Problème : En avril 2026, l'État libanais est techniquement en faillite, pourtant une économie parallèle valant des milliards continue de prospérer dans l'ombre. L'"économie de résistance" du Hezbollah ne se résume pas aux roquettes ; c'est un vaste réseau d'immobilier illicite, de flottes de véhicules de luxe, de sociétés écrans et de vastes exploitations agricoles dans la Bekaa utilisées pour la production de Captagon. Cette richesse est un vol direct au peuple libanais, utilisée pour financer les armes mêmes qui maintiennent la nation dans un état de guerre perpétuelle.

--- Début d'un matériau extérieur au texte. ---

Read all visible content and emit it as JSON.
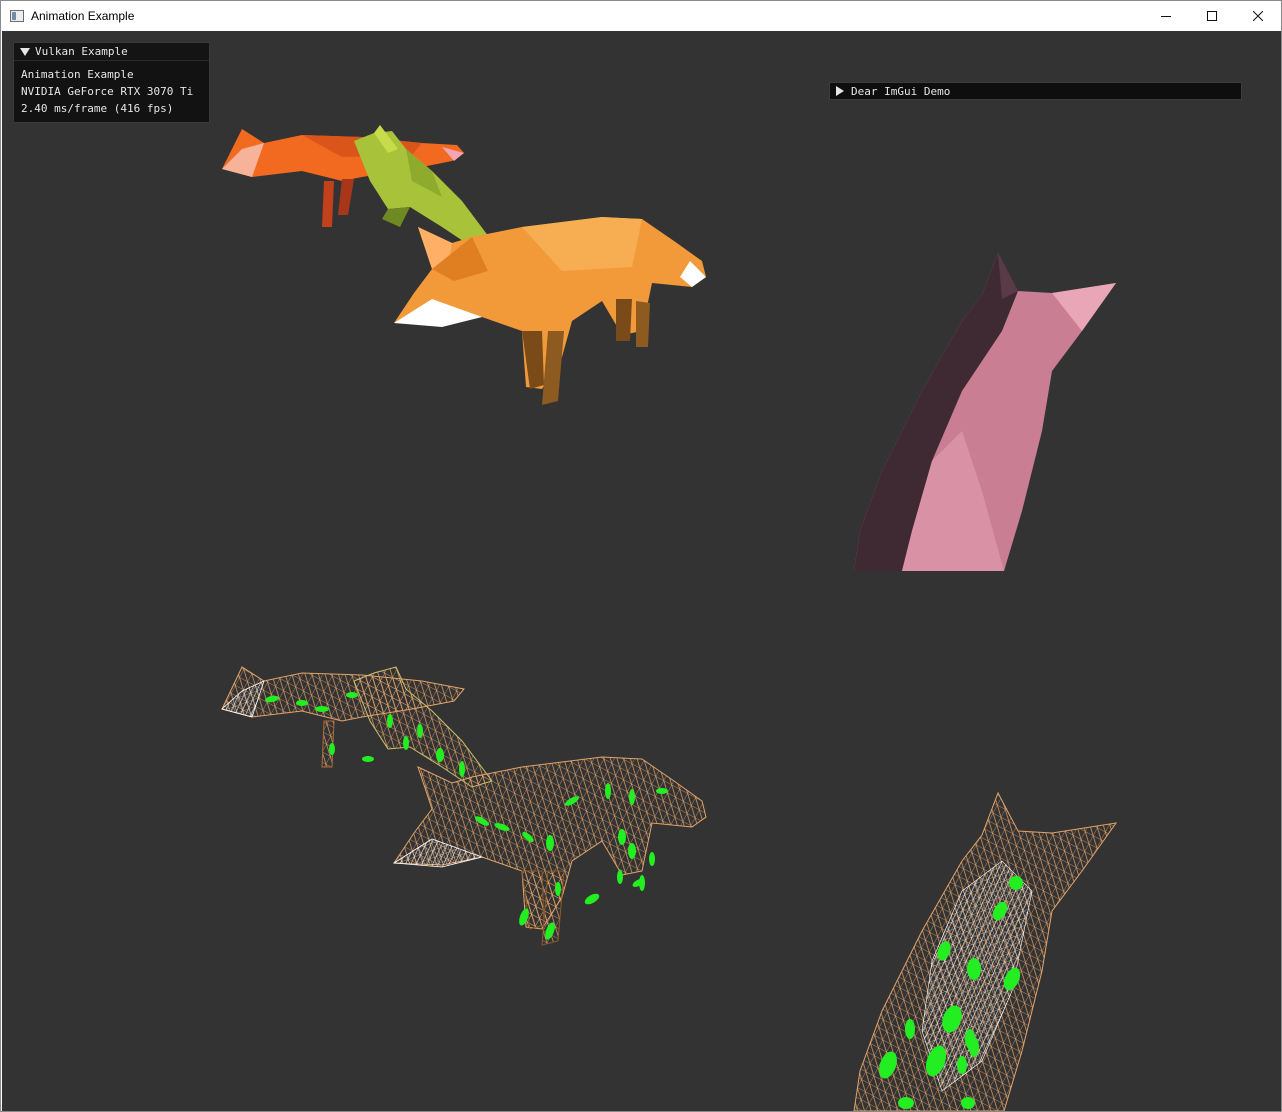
{
  "window": {
    "title": "Animation Example",
    "controls": {
      "minimize": "minimize-icon",
      "maximize": "maximize-icon",
      "close": "close-icon"
    }
  },
  "overlay": {
    "panel": {
      "header": "Vulkan Example",
      "lines": [
        "Animation Example",
        "NVIDIA GeForce RTX 3070 Ti",
        "2.40 ms/frame (416 fps)"
      ]
    },
    "demo": {
      "header": "Dear ImGui Demo"
    }
  },
  "scene": {
    "background": "#333333",
    "models": [
      {
        "name": "fox-red",
        "mode": "solid",
        "color": "#f26a20"
      },
      {
        "name": "fox-green",
        "mode": "solid",
        "color": "#a8c23a"
      },
      {
        "name": "fox-orange",
        "mode": "solid",
        "color": "#f29a3a"
      },
      {
        "name": "fox-pink",
        "mode": "solid",
        "color": "#c97e94"
      },
      {
        "name": "fox-wireframes",
        "mode": "wireframe",
        "color": "#e3a36a",
        "joint_color": "#22ee22"
      }
    ]
  }
}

Défi : Historiquement, les actifs saisis au Liban "disparaissent" dans les poches de politiciens corrompus ou restent bloqués dans un vide juridique pendant des décennies. Pour démanteler la milice, l'État doit non seulement prendre le matériel mais aussi le capital. Le défi consiste à empêcher ces actifs d'être recyclés vers le marché noir ou les anciens réseaux de clientélisme.
La Solution : Le Fonds National de Récupération d'Actifs et de Modernisation (FNRAM)

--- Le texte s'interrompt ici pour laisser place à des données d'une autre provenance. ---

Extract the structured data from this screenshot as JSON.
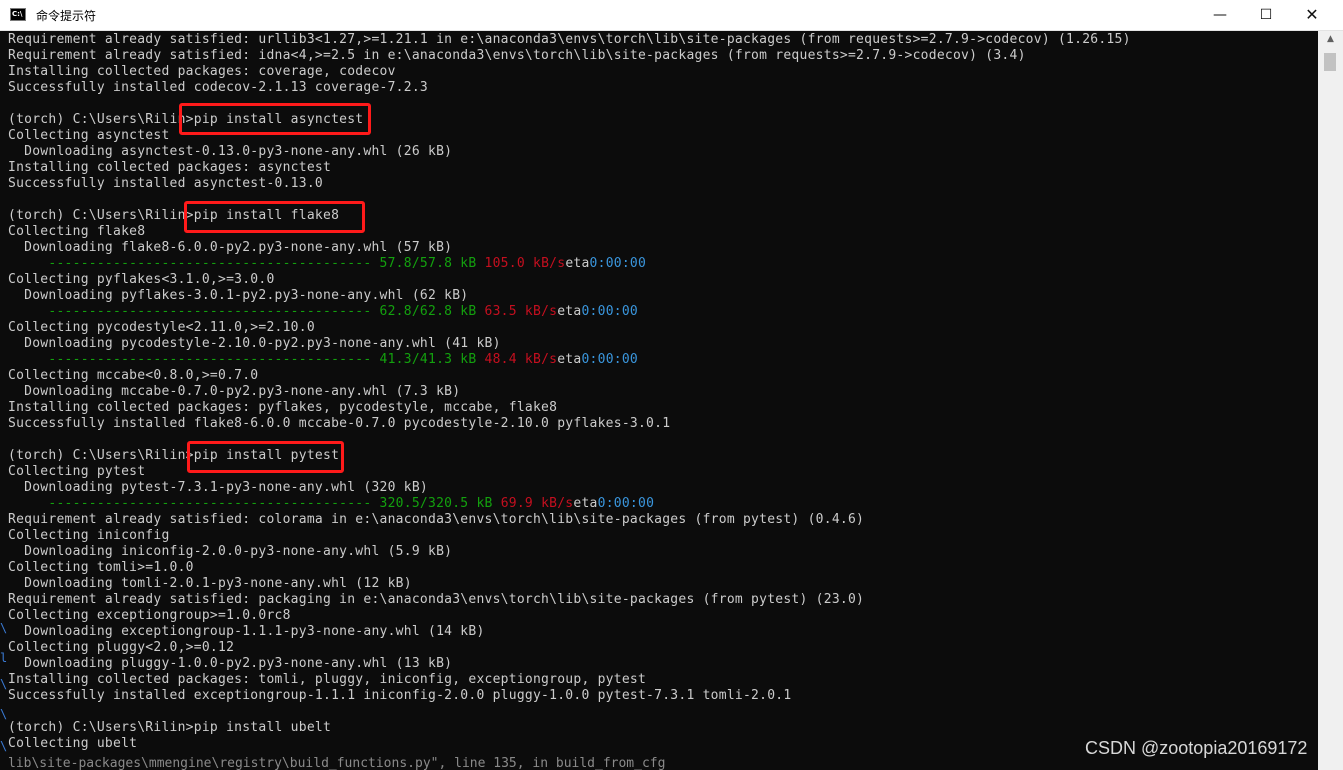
{
  "window": {
    "title": "命令提示符",
    "icon_text": "C:\\",
    "minimize": "—",
    "maximize": "☐",
    "close": "✕"
  },
  "console": {
    "lines": [
      {
        "text": "Requirement already satisfied: urllib3<1.27,>=1.21.1 in e:\\anaconda3\\envs\\torch\\lib\\site-packages (from requests>=2.7.9->codecov) (1.26.15)"
      },
      {
        "text": "Requirement already satisfied: idna<4,>=2.5 in e:\\anaconda3\\envs\\torch\\lib\\site-packages (from requests>=2.7.9->codecov) (3.4)"
      },
      {
        "text": "Installing collected packages: coverage, codecov"
      },
      {
        "text": "Successfully installed codecov-2.1.13 coverage-7.2.3"
      },
      {
        "text": ""
      },
      {
        "text": "(torch) C:\\Users\\Rilin>pip install asynctest"
      },
      {
        "text": "Collecting asynctest"
      },
      {
        "text": "  Downloading asynctest-0.13.0-py3-none-any.whl (26 kB)"
      },
      {
        "text": "Installing collected packages: asynctest"
      },
      {
        "text": "Successfully installed asynctest-0.13.0"
      },
      {
        "text": ""
      },
      {
        "text": "(torch) C:\\Users\\Rilin>pip install flake8"
      },
      {
        "text": "Collecting flake8"
      },
      {
        "text": "  Downloading flake8-6.0.0-py2.py3-none-any.whl (57 kB)"
      },
      {
        "bar": "     ---------------------------------------- ",
        "progress": "57.8/57.8 kB",
        "rate": "105.0 kB/s",
        "eta_label": "eta",
        "eta": "0:00:00"
      },
      {
        "text": "Collecting pyflakes<3.1.0,>=3.0.0"
      },
      {
        "text": "  Downloading pyflakes-3.0.1-py2.py3-none-any.whl (62 kB)"
      },
      {
        "bar": "     ---------------------------------------- ",
        "progress": "62.8/62.8 kB",
        "rate": "63.5 kB/s",
        "eta_label": "eta",
        "eta": "0:00:00"
      },
      {
        "text": "Collecting pycodestyle<2.11.0,>=2.10.0"
      },
      {
        "text": "  Downloading pycodestyle-2.10.0-py2.py3-none-any.whl (41 kB)"
      },
      {
        "bar": "     ---------------------------------------- ",
        "progress": "41.3/41.3 kB",
        "rate": "48.4 kB/s",
        "eta_label": "eta",
        "eta": "0:00:00"
      },
      {
        "text": "Collecting mccabe<0.8.0,>=0.7.0"
      },
      {
        "text": "  Downloading mccabe-0.7.0-py2.py3-none-any.whl (7.3 kB)"
      },
      {
        "text": "Installing collected packages: pyflakes, pycodestyle, mccabe, flake8"
      },
      {
        "text": "Successfully installed flake8-6.0.0 mccabe-0.7.0 pycodestyle-2.10.0 pyflakes-3.0.1"
      },
      {
        "text": ""
      },
      {
        "text": "(torch) C:\\Users\\Rilin>pip install pytest"
      },
      {
        "text": "Collecting pytest"
      },
      {
        "text": "  Downloading pytest-7.3.1-py3-none-any.whl (320 kB)"
      },
      {
        "bar": "     ---------------------------------------- ",
        "progress": "320.5/320.5 kB",
        "rate": "69.9 kB/s",
        "eta_label": "eta",
        "eta": "0:00:00"
      },
      {
        "text": "Requirement already satisfied: colorama in e:\\anaconda3\\envs\\torch\\lib\\site-packages (from pytest) (0.4.6)"
      },
      {
        "text": "Collecting iniconfig"
      },
      {
        "text": "  Downloading iniconfig-2.0.0-py3-none-any.whl (5.9 kB)"
      },
      {
        "text": "Collecting tomli>=1.0.0"
      },
      {
        "text": "  Downloading tomli-2.0.1-py3-none-any.whl (12 kB)"
      },
      {
        "text": "Requirement already satisfied: packaging in e:\\anaconda3\\envs\\torch\\lib\\site-packages (from pytest) (23.0)"
      },
      {
        "text": "Collecting exceptiongroup>=1.0.0rc8"
      },
      {
        "text": "  Downloading exceptiongroup-1.1.1-py3-none-any.whl (14 kB)"
      },
      {
        "text": "Collecting pluggy<2.0,>=0.12"
      },
      {
        "text": "  Downloading pluggy-1.0.0-py2.py3-none-any.whl (13 kB)"
      },
      {
        "text": "Installing collected packages: tomli, pluggy, iniconfig, exceptiongroup, pytest"
      },
      {
        "text": "Successfully installed exceptiongroup-1.1.1 iniconfig-2.0.0 pluggy-1.0.0 pytest-7.3.1 tomli-2.0.1"
      },
      {
        "text": ""
      },
      {
        "text": "(torch) C:\\Users\\Rilin>pip install ubelt"
      },
      {
        "text": "Collecting ubelt"
      }
    ],
    "underlay_text": "lib\\site-packages\\mmengine\\registry\\build_functions.py\", line 135, in build_from_cfg",
    "colors": {
      "text": "#cccccc",
      "progress": "#13a10e",
      "rate": "#c50f1f",
      "eta": "#3a96dd",
      "highlight": "#ff1a1a"
    }
  },
  "scrollbar": {
    "up_arrow": "▲"
  },
  "watermark": "CSDN @zootopia20169172"
}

Nous proposons la liquidation immédiate de tous les actifs liés à la milice pour financer des Forces Armées Libanaises (FAL) souveraines et de haute technologie. Cela transforme les gains illicites de la milice en arme principale de l'État.
1. Le Décret de Liquidation du "Trésor de Guerre"

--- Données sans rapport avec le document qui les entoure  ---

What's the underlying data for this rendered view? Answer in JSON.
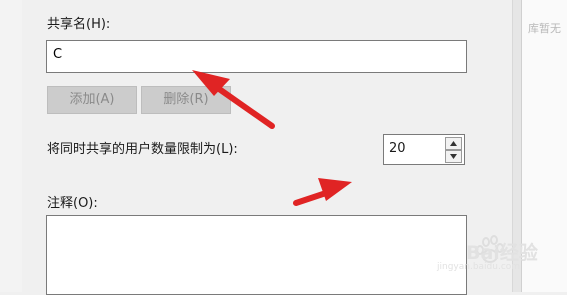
{
  "share_name": {
    "label": "共享名(H):",
    "value": "C"
  },
  "buttons": {
    "add_label": "添加(A)",
    "remove_label": "删除(R)"
  },
  "user_limit": {
    "label": "将同时共享的用户数量限制为(L):",
    "value": "20"
  },
  "comment": {
    "label": "注释(O):",
    "value": ""
  },
  "background_text": "库暂无",
  "watermark": {
    "text": "Bai经验",
    "sub": "jingyan.baidu.com"
  },
  "annotation_color": "#e02424"
}
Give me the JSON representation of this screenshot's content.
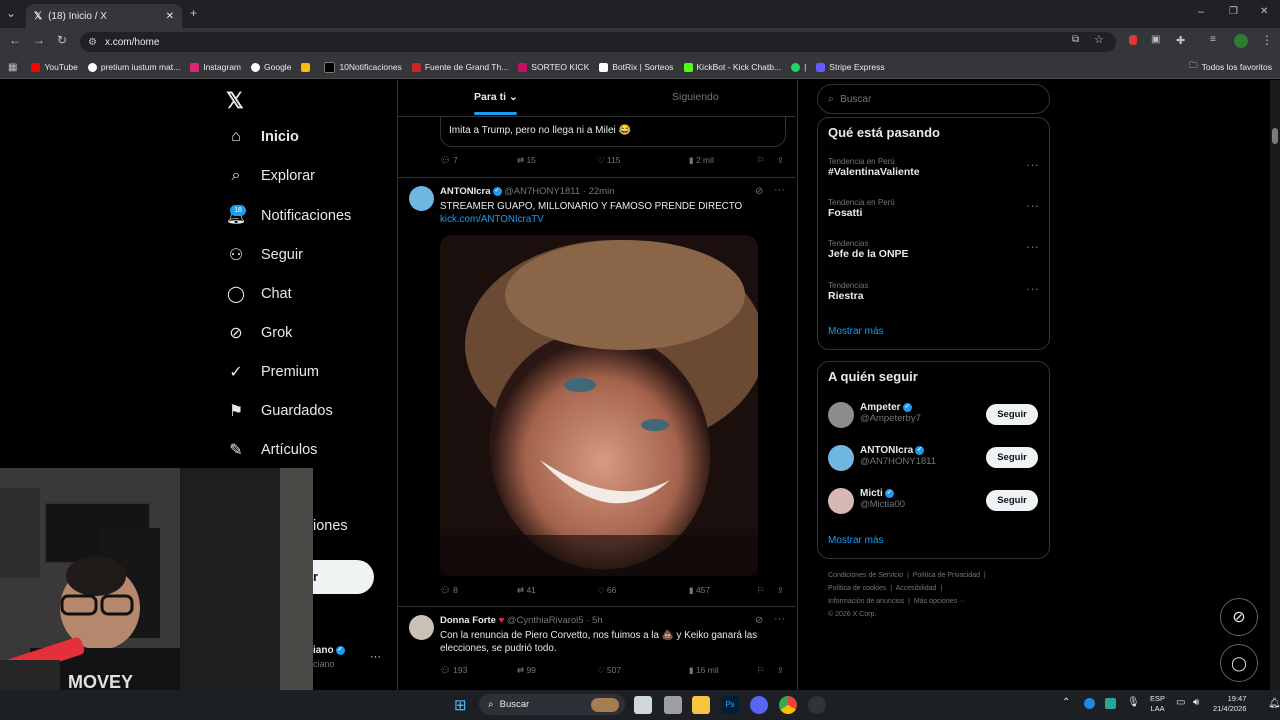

La Loi sur la Souveraineté Nationale (LSN) doit être accompagnée d'un Décret de Liquidation d'Actifs de mars 2026.
L'Action : Toute propriété, entreprise ou flotte de véhicules identifiée comme un "Front Milicien" (y compris des entités comme Jihad al-Bina et Al-Amana) est soumise à une confiscation sommaire immédiate. Le Pivot : Ces actifs ne sont pas conservés ; ils sont mis aux enchères. Les SUV de luxe utilisés par les commandants sont vendus pour financer le carburant des FAL ; les laboratoires de Captagon saisis sont rasés, et les terres sont vendues aux enchères à des coopératives agricoles légitimes.
2. Financer le "Rideau d'Acier" via la Confiscation
La technologie sophistiquée requise pour le verrouillage frontalier du "Rideau d'Acier" (Article #1) est coûteuse.
L'Action : 100% des produits des actifs miliciens liquidés sont canalisés dans le Fonds de Modernisation des FAL. L'Objectif : Rendre le désarmement autofinancé. L'or de la "banque de l'ombre" de la milice (AQAH), une fois transféré au Fonds National, fournit la garantie permettant aux FAL d'acheter les systèmes de communication chiffrés haute fréquence (M-Net) et les flux de satellites SAR nécessaires pour terminer le travail.
3. Le Programme "Prime pour les Bunkers"
Pour accélérer la chasse aux caches à l'échelle nationale (10 452 km2), l'État a besoin des yeux du peuple.
L'Action : Une partie du FNRAM est réservée à la Prime de Souveraineté. Tout citoyen qui fournit des coordonnées vérifiées d'un dépôt d'armes lourdes ou d'un dépôt de carburant de la milice reçoit un paiement immédiat et anonyme provenant des fonds liquidés. Le Résultat : Cela crée une incitation financière massive pour la propre "base sociale" de la milice à faire défection. Lorsque la population locale constate que signaler un bunker conduit à un paiement de l'État et à la sécurité du quartier, la stratégie de "bouclier humain" de la milice devient une responsabilité financière.
Projection d'Impact du FNRAM (Avril 2026)
Catégorie d'Actifs → Valeur Estimée → Utilisation pour la Modernisation des FAL
Immobilier Fantôme → 1,2 milliard $ → Tours de Surveillance Frontalière Flottes de Véhicules de Luxe → 150 millions $ → Mobilité Tactique & Carburant Liquidités/Or Illicites → 800 millions $+ → M-Net Chiffré & Accès Satellitaire Sociétés Écrans → 500 millions $ → Salaires des Soldats & Soins aux Vétérans
Conclusion : La richesse de la milice a été construite sur les ruines de l'État libanais. En avril 2026, la justice exige que cette richesse soit utilisée pour reconstruire la République. En liquidant l'"Économie de Résistance," l'État prive la milice de son sang vital tout en garantissant que les FAL disposent des ressources pour maintenir le monopole de la force. Nous ne désarmons pas seulement un groupe ; nous réclamons un trésor volé.